Largely trained at home in his youth – his father and grandfather were organists and composers – Berio entered the Milan Conservatory in 1945. A hand injury sustained while training as a conscript in Mussolini’s army prevented him from pursuing a career as a performer and he began to concentrate on composition, studying with Giorgio Federico Ghedini at the Conservatory and, after graduation in 1951, with Luigi Dallapiccola at Tanglewood. On his return to Milan, Berio began to work for Italian radio and television (RAI), and he composed his first piece for tape in 1953. Two years later he and Bruno Maderna opened the Studio di Fonologia for the creation of electronic music.
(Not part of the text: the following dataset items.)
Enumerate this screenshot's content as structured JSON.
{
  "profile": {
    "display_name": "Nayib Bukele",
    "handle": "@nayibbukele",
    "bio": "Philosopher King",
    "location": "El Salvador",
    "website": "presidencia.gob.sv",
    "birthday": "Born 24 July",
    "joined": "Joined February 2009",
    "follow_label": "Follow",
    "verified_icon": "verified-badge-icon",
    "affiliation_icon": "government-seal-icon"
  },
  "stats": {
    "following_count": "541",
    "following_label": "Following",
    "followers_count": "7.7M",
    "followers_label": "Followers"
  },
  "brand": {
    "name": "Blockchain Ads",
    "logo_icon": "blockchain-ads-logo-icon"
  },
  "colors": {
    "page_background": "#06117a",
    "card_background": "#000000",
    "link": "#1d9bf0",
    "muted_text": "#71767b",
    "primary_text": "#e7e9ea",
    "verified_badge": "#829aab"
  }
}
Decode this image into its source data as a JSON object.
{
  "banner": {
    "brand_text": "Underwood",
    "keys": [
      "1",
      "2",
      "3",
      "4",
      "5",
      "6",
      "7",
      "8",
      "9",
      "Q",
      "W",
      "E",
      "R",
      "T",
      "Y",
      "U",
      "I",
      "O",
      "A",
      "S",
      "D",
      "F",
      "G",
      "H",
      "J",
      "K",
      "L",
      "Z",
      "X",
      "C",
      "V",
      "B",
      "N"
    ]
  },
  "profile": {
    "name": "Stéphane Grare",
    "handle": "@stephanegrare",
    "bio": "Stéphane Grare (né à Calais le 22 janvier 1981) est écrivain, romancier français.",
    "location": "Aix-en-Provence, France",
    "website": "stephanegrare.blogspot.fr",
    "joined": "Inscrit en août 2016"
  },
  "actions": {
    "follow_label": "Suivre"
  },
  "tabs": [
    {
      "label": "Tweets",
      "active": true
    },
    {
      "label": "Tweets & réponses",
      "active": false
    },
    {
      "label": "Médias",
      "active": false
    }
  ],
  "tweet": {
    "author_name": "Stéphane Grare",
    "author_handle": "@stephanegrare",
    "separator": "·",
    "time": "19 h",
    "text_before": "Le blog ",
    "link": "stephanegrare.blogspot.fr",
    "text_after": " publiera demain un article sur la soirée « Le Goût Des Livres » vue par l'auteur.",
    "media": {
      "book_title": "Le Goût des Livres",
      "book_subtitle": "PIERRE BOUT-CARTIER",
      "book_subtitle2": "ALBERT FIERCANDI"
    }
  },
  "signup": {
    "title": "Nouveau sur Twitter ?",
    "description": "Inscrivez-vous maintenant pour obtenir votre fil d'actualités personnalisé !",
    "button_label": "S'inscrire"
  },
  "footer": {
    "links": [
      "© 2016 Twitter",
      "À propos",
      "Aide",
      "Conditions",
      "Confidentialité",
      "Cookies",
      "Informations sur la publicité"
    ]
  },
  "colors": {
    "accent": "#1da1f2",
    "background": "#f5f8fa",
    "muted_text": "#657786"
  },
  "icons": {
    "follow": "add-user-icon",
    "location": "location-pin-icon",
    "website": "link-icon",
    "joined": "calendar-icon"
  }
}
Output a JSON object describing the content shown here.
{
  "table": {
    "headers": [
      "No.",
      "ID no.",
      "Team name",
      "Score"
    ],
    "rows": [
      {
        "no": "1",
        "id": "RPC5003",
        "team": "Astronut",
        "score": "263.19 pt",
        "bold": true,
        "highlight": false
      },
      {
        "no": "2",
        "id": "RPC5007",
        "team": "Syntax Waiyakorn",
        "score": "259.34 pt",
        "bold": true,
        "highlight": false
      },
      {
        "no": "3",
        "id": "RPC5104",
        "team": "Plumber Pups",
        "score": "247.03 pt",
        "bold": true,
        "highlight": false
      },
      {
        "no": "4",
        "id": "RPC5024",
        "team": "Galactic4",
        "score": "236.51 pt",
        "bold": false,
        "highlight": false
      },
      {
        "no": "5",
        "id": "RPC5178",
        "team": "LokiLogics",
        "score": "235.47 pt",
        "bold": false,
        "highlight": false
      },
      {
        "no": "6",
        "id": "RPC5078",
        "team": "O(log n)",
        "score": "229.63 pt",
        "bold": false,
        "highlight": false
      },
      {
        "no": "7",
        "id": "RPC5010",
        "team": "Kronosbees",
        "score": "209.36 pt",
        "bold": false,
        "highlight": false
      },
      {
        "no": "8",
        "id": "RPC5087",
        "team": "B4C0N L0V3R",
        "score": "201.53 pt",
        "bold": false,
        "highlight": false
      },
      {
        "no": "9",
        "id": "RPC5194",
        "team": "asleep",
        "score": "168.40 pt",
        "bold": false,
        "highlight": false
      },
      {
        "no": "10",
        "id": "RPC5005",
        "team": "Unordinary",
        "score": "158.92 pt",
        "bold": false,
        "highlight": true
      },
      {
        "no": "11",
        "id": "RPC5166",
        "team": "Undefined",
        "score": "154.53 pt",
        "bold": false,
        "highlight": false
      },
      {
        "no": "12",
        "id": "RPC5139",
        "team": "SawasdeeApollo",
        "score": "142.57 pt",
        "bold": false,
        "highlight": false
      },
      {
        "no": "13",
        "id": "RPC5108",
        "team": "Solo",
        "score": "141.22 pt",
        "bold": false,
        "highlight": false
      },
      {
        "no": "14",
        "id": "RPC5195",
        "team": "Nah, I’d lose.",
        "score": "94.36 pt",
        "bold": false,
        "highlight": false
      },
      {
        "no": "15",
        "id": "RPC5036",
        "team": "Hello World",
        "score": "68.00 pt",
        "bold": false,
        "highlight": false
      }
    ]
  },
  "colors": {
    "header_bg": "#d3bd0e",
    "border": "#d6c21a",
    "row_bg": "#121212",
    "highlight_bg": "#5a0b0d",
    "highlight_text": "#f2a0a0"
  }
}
Work with Maderna and others at the studio developed Berio’s taste for collaboration, which he quickly extended to artists in other disciplines, including writers such as Umberto Eco, Edoardo Sanguineti, and Italo Calvino.

Maderna died in 1973, and the following year Berio composed Calmo in memory of his friend. (Maderna and Nono were also close associates for many years.) Berio suggests much of the sound world of Maderna, a masterful orchestrator (and accomplished conductor), and he incorporated texts that Maderna also set, from anonymous Greek lyrics and the 13th-century Persian poet Saadi Shirazi, as well as Homer, Sanguineti, and the Song of Songs.

Berio revised and expanded the work in 1989. The singer is almost constantly in voice, and when not continues to participate in the plaint with bells on wrists and ankles. Though there is nothing histrionic or overwrought about Calmo, the intensity of the lament is overwhelming, a paradoxically spontaneous ritual of expressive passion and craft.